От этой сбивчивой, задыхающейся скороговорки (президента Академии наук КНР!), от этого стариковского бормотанья веет смертельным страхом - перед застенком, перед толпой озверевших подростков-штурмовиков. А мы говорим иногда, что Оруэлл утрировал ситуацию. Заметьте: он предусмотрел ее для своей родной цивилизованной Англии, а не для черной Африки...
А это - Юрий Олеша. Здесь как будто нет потери собственного достоинства: здесь все искренне. Но тем более страшно и горько... видеть, как дар художника корчится на аутодафе, зажженном в его собственном мозге: "И вот сейчас возник вопрос, в который упираешься, что называется, лбом, - вопрос о перестройке, вопрос о приобретении ленинско-марксистского понимания жизни. Я хочу перестроиться.

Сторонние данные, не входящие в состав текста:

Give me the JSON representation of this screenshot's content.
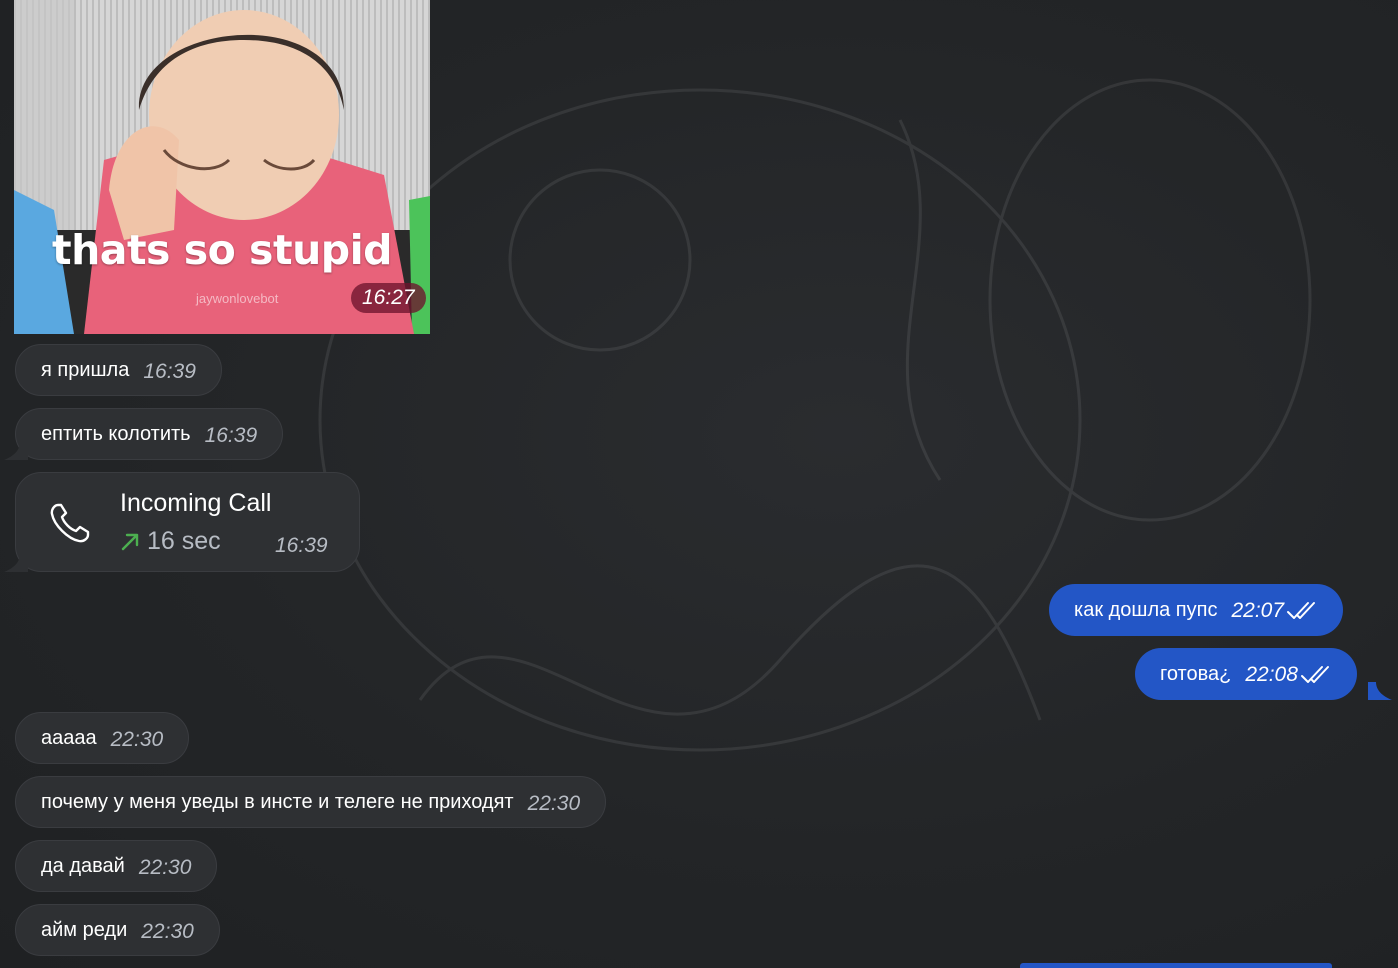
{
  "sticker": {
    "caption": "thats so stupid",
    "watermark": "jaywonlovebot",
    "time": "16:27"
  },
  "messages": [
    {
      "text": "я пришла",
      "time": "16:39"
    },
    {
      "text": "ептить колотить",
      "time": "16:39"
    }
  ],
  "call": {
    "title": "Incoming Call",
    "duration": "16 sec",
    "time": "16:39",
    "arrow_color": "#4caf50"
  },
  "outgoing": [
    {
      "text": "как дошла пупс",
      "time": "22:07"
    },
    {
      "text": "готова¿",
      "time": "22:08"
    }
  ],
  "later_messages": [
    {
      "text": "ааааа",
      "time": "22:30"
    },
    {
      "text": "почему у меня уведы в инсте и телеге не приходят",
      "time": "22:30"
    },
    {
      "text": "да давай",
      "time": "22:30"
    },
    {
      "text": "айм реди",
      "time": "22:30"
    }
  ],
  "colors": {
    "background": "#232527",
    "incoming_bubble": "#2e3033",
    "outgoing_bubble": "#2356c6",
    "timestamp": "#b7bcc4"
  },
  "icons": {
    "call": "phone-icon",
    "call_direction": "arrow-up-right-icon",
    "read_status": "double-check-icon"
  }
}
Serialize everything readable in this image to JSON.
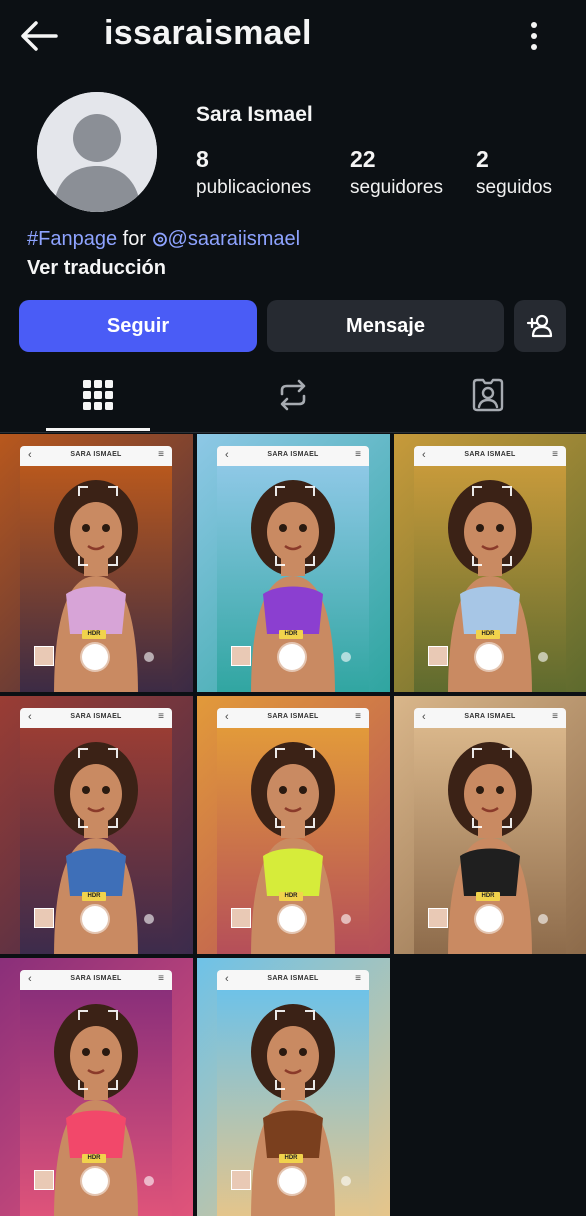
{
  "header": {
    "username": "issaraismael"
  },
  "profile": {
    "display_name": "Sara Ismael",
    "stats": [
      {
        "value": "8",
        "label": "publicaciones"
      },
      {
        "value": "22",
        "label": "seguidores"
      },
      {
        "value": "2",
        "label": "seguidos"
      }
    ],
    "bio": {
      "hashtag": "#Fanpage",
      "for_text": "for",
      "mention": "@saaraiismael"
    },
    "translate_label": "Ver traducción"
  },
  "actions": {
    "follow_label": "Seguir",
    "message_label": "Mensaje"
  },
  "tabs": [
    {
      "name": "posts-grid",
      "icon": "grid-icon",
      "active": true
    },
    {
      "name": "reposts",
      "icon": "repost-icon",
      "active": false
    },
    {
      "name": "tagged",
      "icon": "tagged-icon",
      "active": false
    }
  ],
  "posts": [
    {
      "screen_title": "SARA ISMAEL",
      "hdr_badge": "HDR",
      "bg": [
        "#b8581d",
        "#3a2a45"
      ],
      "accent": "#d7a4d7"
    },
    {
      "screen_title": "SARA ISMAEL",
      "hdr_badge": "HDR",
      "bg": [
        "#8ec8e6",
        "#2fa5a0"
      ],
      "accent": "#8b3fd0"
    },
    {
      "screen_title": "SARA ISMAEL",
      "hdr_badge": "HDR",
      "bg": [
        "#c79a3b",
        "#5d6a2e"
      ],
      "accent": "#a7c6e6"
    },
    {
      "screen_title": "SARA ISMAEL",
      "hdr_badge": "HDR",
      "bg": [
        "#9a3d34",
        "#3b2b4c"
      ],
      "accent": "#3e6fb8"
    },
    {
      "screen_title": "SARA ISMAEL",
      "hdr_badge": "HDR",
      "bg": [
        "#e29a3a",
        "#b44d5a"
      ],
      "accent": "#d6ec3a"
    },
    {
      "screen_title": "SARA ISMAEL",
      "hdr_badge": "HDR",
      "bg": [
        "#d9b68a",
        "#8c6a4a"
      ],
      "accent": "#1f1f1f"
    },
    {
      "screen_title": "SARA ISMAEL",
      "hdr_badge": "HDR",
      "bg": [
        "#8a2f7a",
        "#e0547a"
      ],
      "accent": "#f2486a"
    },
    {
      "screen_title": "SARA ISMAEL",
      "hdr_badge": "HDR",
      "bg": [
        "#6ec2e8",
        "#e6c58a"
      ],
      "accent": "#7a3f1e"
    }
  ],
  "colors": {
    "follow_button": "#4a5cf6",
    "secondary_button": "#262a31",
    "link": "#8ea3ff",
    "background": "#0c1014"
  }
}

Конечно, мне очень противно, чрезвычайно противно быть интеллигентом. Это слабость, от которой я хочу отказаться. Я хочу отказаться от всего, что во мне есть, и прежде всего от этой слабости. Я хочу свежей артериальной крови, и я ее найду. У меня поседели волосы рано, потому что я был слабым. И я мечтаю страстно, до воя, о силе, которая должна быть в художнике, которым я хочу быть".
Послушайте, может быть, это издевательство? Может быть, это чудовищный гротеск в форме авторского монолога? Ведь Олеша был таким тонким стилистом! Не будем обольщаться. Ниже - мольба о доверии, об отсрочке, о праве "перестраиваться" самостоятельно, по своему разумению: "Я, конечно, перестроюсь, но как у нас делается перестройка? Вырываются глаза у попутчика и в пустые орбиты вставляются глаза пролетария. Сегодня - глаза Демьяна Бедного, завтра - глаза Афиногенова, и оказывается, глаза Афиногенова - с некоторым изъяном... Я сам найду путь, без кондуктора... Я себя считаю пролетарским писателем. Может быть, через тридцать лет меня будут читать как настоящего пролетарского писателя".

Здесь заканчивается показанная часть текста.